August 2016  |   Archive

Managing Hypertension:
An Important Update


I just knew it—you know how you feel when you know something is true but you don’t have the evidence to back it up?

Back in 2015 we discussed the Eighth Joint National Committee (JNC 8) guidelines and their recommendations for relaxing requirements for blood pressure-lowering targets in elders. That worried me. We know three of every four persons over the age of 75 have hypertension. And it is clearly established that higher levels of systolic blood pressure (SBP) are related to more cerebrovascular events and development of heart failure. This finding is outlined in the editorial on The Systolic Hypertension in the Elderly Program, which demonstrated that lowering SBP to less than 150 mmHg in patients aged 60 and older with isolated systolic hypertension was beneficial in reducing stroke, and the Hypertension in the Very Elderly Trial, involving patients aged 80 and older with hypertension and an SBP treatment target of less than 140 mmHg, showed significant reduction in the incidence of stroke and heart failure with active as compared with placebo therapy.1

So why would treatment goals be relaxed? Among other issues, there was concern that, as per the adage, too much of a good thing ceases to be good. Physicians feared induced hypotension, falls, confusion, etc from inducing low blood pressure or orthostatic symptoms of overmedication; and both patients and clinicians sought to avoid polypharmacy. So the targets were relaxed, but a minority of the expert panel published their objection.

The JNC 8 guidelines recommend, in patients aged 60 and older, to start treatment in blood pressures >150 mmHg systolic or >90 mmHg diastolic and treat to under those thresholds.2

As noted by Wright et al in Annals of Internal Medicine in April 2014, a minority opined with caution and concern: “We, the panel minority, believed that evidence was insufficient to increase the SBP goal from its current level of less than 140 mmHg because of concern that increasing the goal may cause harm by increasing the risk for CVD [cardiovascular disease] and partially undoing the remarkable progress in reducing cardiovascular mortality in Americans older than 60 years.”

The recent update comes from the SPRINT trial—a randomized clinical open-label study of community-dwelling older adults with SBP in the 130 to 180 mmHg range in whom the effects of reducing SBP to less than 120 mmHg (intensive treatment group) were compared with those associated with SBP lowering to less than 140 mmHg (standard treatment group).3

While planned and powered for a five-year observation period for cerebrovascular events (eg, stroke, heart failure, acute myocardial infarction, or death), the study was stopped after just over two years when the results of individuals in the intensive treatment group were clearly better than the standard treatment arm.

Key findings include the following:

  • Thirty percent to 35% lower risk of stroke, myocardial infarction, congestive heart failure, and death.
  • Benefits extended even to those frail by evaluation of slow gait speed.
  • No higher rates of falls.
  • Ninety percent of medications used in the study were generic.
  • On average, patients in intervention group required one more medication per day than standard care group.

An accompanying editorial is a succinct summary of the benefits of this research and espouses a new evidence-based stepwise approach in which clinicians move patients first to the goal of SBP <140 mmHg and then move toward 130 mmHg and, if possible, toward 120 mmHg. Certainly comorbidities and functional status may individually impact the desire for strict control, but when possible, we now have evidence of benefit without significant risk.

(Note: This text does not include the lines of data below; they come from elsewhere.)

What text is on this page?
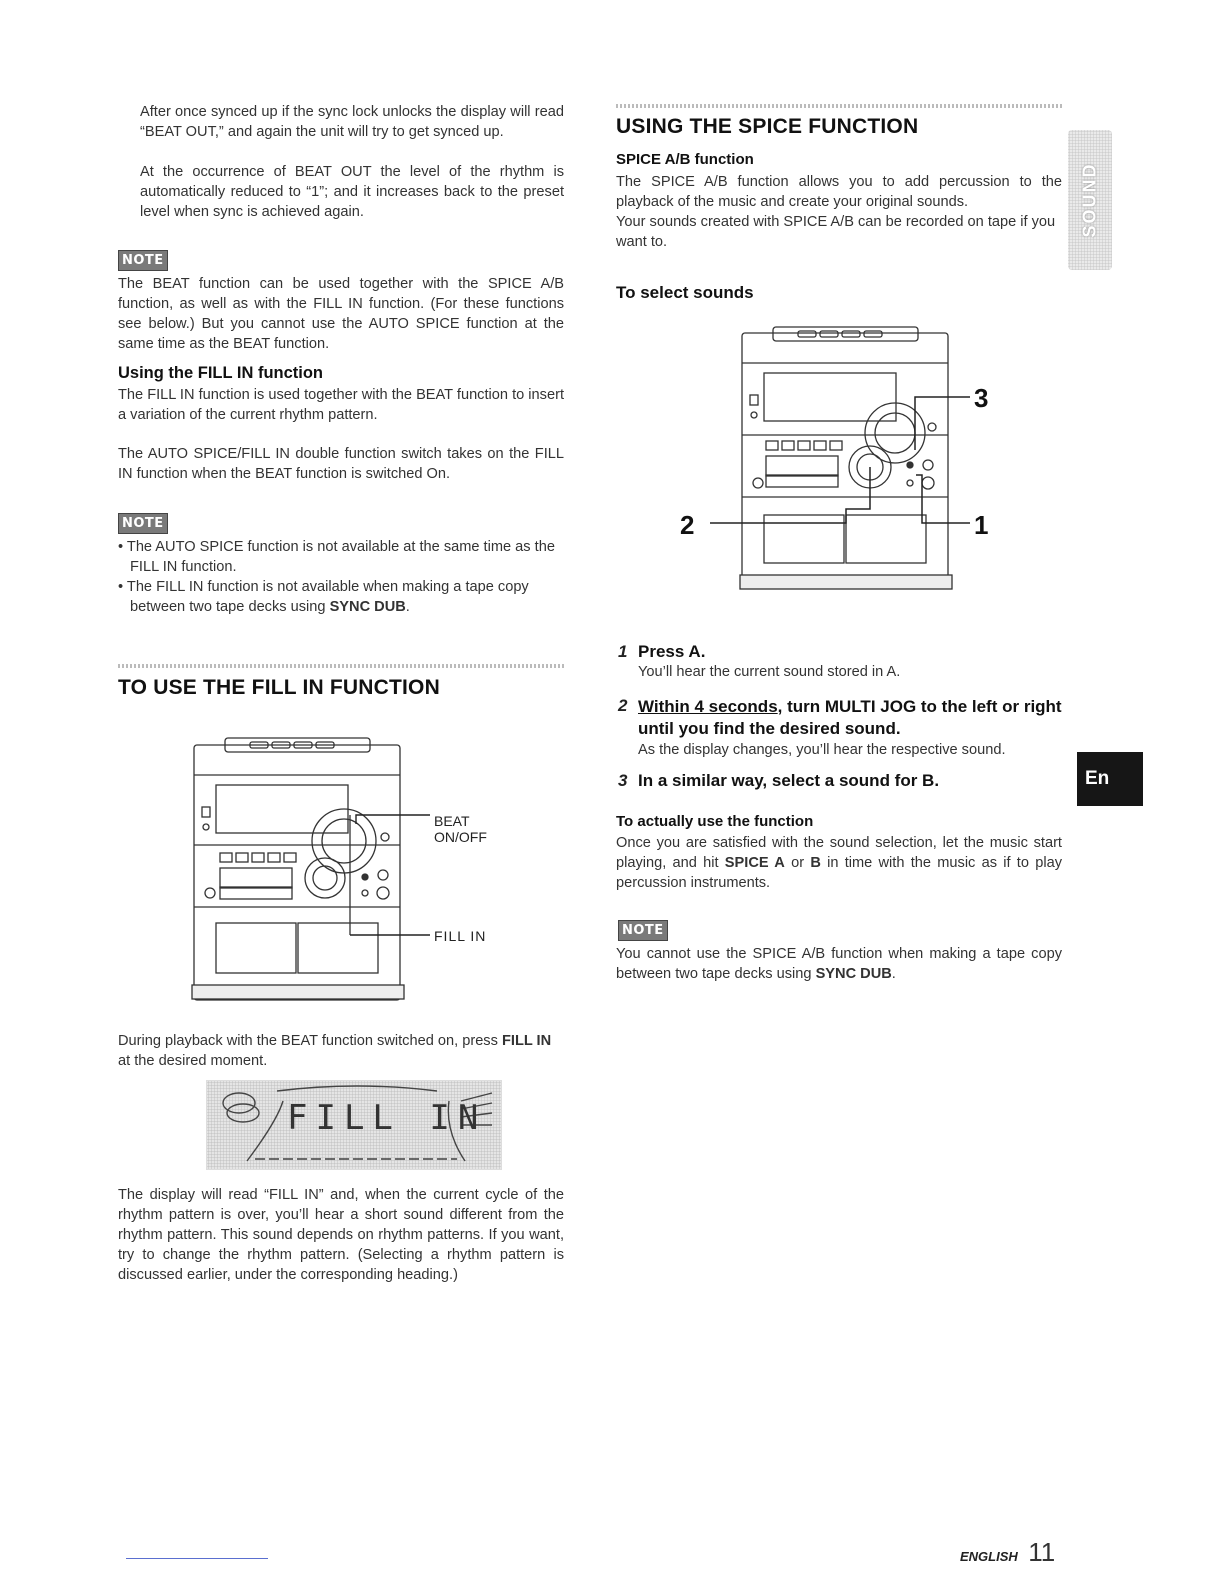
After once synced up if the sync lock unlocks the display will read “BEAT OUT,” and again the unit will try to get synced up.

At the occurrence of BEAT OUT the level of the rhythm is automatically reduced to “1”; and it increases back to the preset level when sync is achieved again.

NOTE

The BEAT function can be used together with the SPICE A/B function, as well as with the FILL IN function. (For these functions see below.) But you cannot use the AUTO SPICE function at the same time as the BEAT function.

Using the FILL IN function

The FILL IN function is used together with the BEAT function to insert a variation of the current rhythm pattern.

The AUTO SPICE/FILL IN double function switch takes on the FILL IN function when the BEAT function is switched On.

NOTE
• The AUTO SPICE function is not available at the same time as the FILL IN function.
• The FILL IN function is not available when making a tape copy between two tape decks using SYNC DUB.
TO USE THE FILL IN FUNCTION
BEAT
ON/OFF
FILL IN

During playback with the BEAT function switched on, press FILL IN at the desired moment.

FILL IN

The display will read “FILL IN” and, when the current cycle of the rhythm pattern is over, you’ll hear a short sound different from the rhythm pattern. This sound depends on rhythm patterns. If you want, try to change the rhythm pattern. (Selecting a rhythm pattern is discussed earlier, under the corresponding heading.)

USING THE SPICE FUNCTION
SPICE A/B function

The SPICE A/B function allows you to add percussion to the playback of the music and create your original sounds.

Your sounds created with SPICE A/B can be recorded on tape if you want to.

To select sounds
3
1
2
1 Press A.
You’ll hear the current sound stored in A.
2 Within 4 seconds, turn MULTI JOG to the left or right until you find the desired sound.
As the display changes, you’ll hear the respective sound.
3 In a similar way, select a sound for B.
To actually use the function

Once you are satisfied with the sound selection, let the music start playing, and hit SPICE A or B in time with the music as if to play percussion instruments.

NOTE

You cannot use the SPICE A/B function when making a tape copy between two tape decks using SYNC DUB.

SOUND
En
ENGLISH 11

The findings of this study are important for all of us to work into our clinical practice patterns. Often research protocols, especially those involving elders, are so stringent the patients are vastly different from typical community-dwelling elders. SPRINT does have limitations in that the patients had few other comorbidities and were generally healthy and high-functioning elders. But we all have many of those patients. Help to spread this important clinical care update across your organization. Please pass this article along to all clinicians and/or consider updating flags in your EMR or having it recalibrated to identify patients who should be evaluated for this newer treatment goal. Let’s do what we can to help patients remain vital and active for as long as possible. Aging is tough enough as it is.

— Rosemary Laird, MD, MHSA, AGSF, is a geriatrician, executive medical director of senior services for Florida Hospital at Winter Park, and past president of the Florida Geriatrics Society. She is a coauthor of Take Your Oxygen First: Protecting Your Health and Happiness While Caring for a Loved One With Memory Loss.

References
1. Bulpitt C, Fletcher A, Beckett N, et al. Hypertension in the Very Elderly Trial (HYVET): protocol for the main trial. Drugs Aging. 2001;18(3):151-164.

2. James PA, Oparil S, Carter BL, et al. 2014 evidence-based guideline for the management of high blood pressure in adults: report from the panel members appointed to the Eighth Joint National Committee (JNC 8). JAMA. 2014;311(5):507-520.

3. Williamson JD, Supiano MA, Applegate WB, et al. Intensive vs standard blood pressure control and cardiovascular disease outcomes in adults aged ≥75 years: a randomized clinical trial. JAMA. 2016;315(24):2673-2682.